L’explication généralement avancée est culturelle. Les Latins seraient moins férus de transports en commun. Ce que réfute Christophe Jemelin.

«J’ai l’impression d’un certain fatalisme du côté des CFF, explique-t-il. On dit que c’est culturel et qu’il ne sert à rien de faire des investissements monstrueux en Suisse romande puisque de toute façon, les Suisses romands n’utilisent pas le train.»

Par le mauvais bout

Pour le géographe, le problème est pris par le mauvais bout. «Si Bernois et Zurichois utilisent les transports publics d’agglomération, c’est parce que le réseau est très développé». Autrement dit, la culture a bon dos. Le problème est politique.

«En Suisse romande, la prise de conscience politique sur la nécessité (économique, écologique, territoriale) des transports publics est apparue beaucoup trop tard pour que son impact en matière d’investissement – et donc d’utilisation – se voie», explique Christophe Jemelin.

Le géographe résume la situation ainsi: la Suisse alémanique bénéficie d’un cercle vertueux, la Suisse romande cherche à sortir d’un cercle vicieux.

Recettes et investissements

«En Suisse alémanique où le réseau est bon, l’offre est bonne et de qualité. Lorsqu’on supprime des places de stationnement (Berne) ou augmente fortement les tarifs des parkings (Zurich), les gens adoptent les transports publics. Ça crée des recettes supplémentaires et permet de poursuivre les investissements.»

«En Suisse romande, les gens ont peu l’habitude d’utiliser les transports publics. Quand ils le font, ils paient plein-pot et trouvent donc cela très cher…»

Ce comportement dépend de l’offre, explique Christophe Jemelin.

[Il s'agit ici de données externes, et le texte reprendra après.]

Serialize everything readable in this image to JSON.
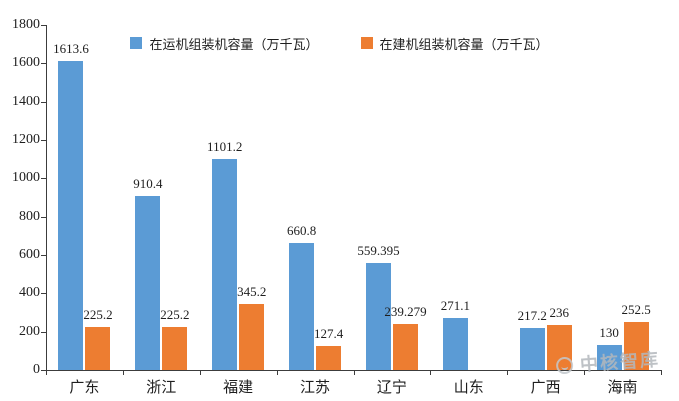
{
  "chart_data": {
    "type": "bar",
    "categories": [
      "广东",
      "浙江",
      "福建",
      "江苏",
      "辽宁",
      "山东",
      "广西",
      "海南"
    ],
    "series": [
      {
        "name": "在运机组装机容量（万千瓦）",
        "color": "#5B9BD5",
        "values": [
          1613.6,
          910.4,
          1101.2,
          660.8,
          559.395,
          271.1,
          217.2,
          130
        ]
      },
      {
        "name": "在建机组装机容量（万千瓦）",
        "color": "#ED7D31",
        "values": [
          225.2,
          225.2,
          345.2,
          127.4,
          239.279,
          null,
          236,
          252.5
        ]
      }
    ],
    "title": "",
    "xlabel": "",
    "ylabel": "",
    "ylim": [
      0,
      1800
    ],
    "ytick_step": 200,
    "yticks": [
      0,
      200,
      400,
      600,
      800,
      1000,
      1200,
      1400,
      1600,
      1800
    ],
    "grid": false,
    "legend_position": "top",
    "data_labels": true
  },
  "watermark": {
    "label": "中核智库"
  },
  "colors": {
    "series_operating": "#5B9BD5",
    "series_under_construction": "#ED7D31",
    "axis": "#3c3c3c",
    "watermark_gray": "#b3b8bd",
    "background": "#ffffff"
  }
}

Le géographe cite l’exemple de la desserte Genève-Lausanne qui, jusqu’à l’an dernier, reposait sur trois trains par heure, tous dans le même quart d’heure…

Maintenir la pression

A la première occasion, les utilisateurs que l’on pousse vers les transports publics par des mesures incitatives reviendront à la voiture si d’importants investissements ne sont pas réalisés, assure le géographe.

Ceci dit, avec l’engorgement des routes, le prix du pétrole qui flambe et la progression des thèses «vertes», les transports en commun font maintenant partie des priorités à l’ouest du pays aussi.

«La Suisse romande est en bonne voie, constate Robert River. Il faut maintenant éviter que la pression ne baisse.»

swissinfo, Pierre-François Besson

Le réseau ferroviaire suisse couvre 5250 km.
Ce qui, rapporté à la taille du pays, en fait le réseau le plus dense d’Europe.
Les chemins de fer fédéraux (CFF) transportent 250 millions de passagers par an
Ou 700’000 personnes chaque jour.
Le Suisse est le deuxième plus gros utilisateur du train derrière le Japonais – 1739 km parcourus en 2004.

– En 1987, la population suisse a décidé d’une stratégie de modernisation et d’augmentation de l’offre des chemins de fers. Ce projet – appelé Rail 2000 – se concrétise par étapes. La première a été achevée en 2004 pour un coût de 7, 4 milliards de francs.

– L’Office fédéral des transports et les Chemins de fer fédéraux (CFF) viennent de proposer un nouveau paquet ferroviaire. Après examen par les milieux concernés (procédure de consultation), il sera soumis au Parlement.

– Durant les vingt prochaines années, un investissement de 4,7 milliards de francs est envisagé pour accélérer et densifier le trafic sur les principaux axes du pays (coûts d’infrastructure). Environ 15% de cette somme pourrait concerner la Suisse romande.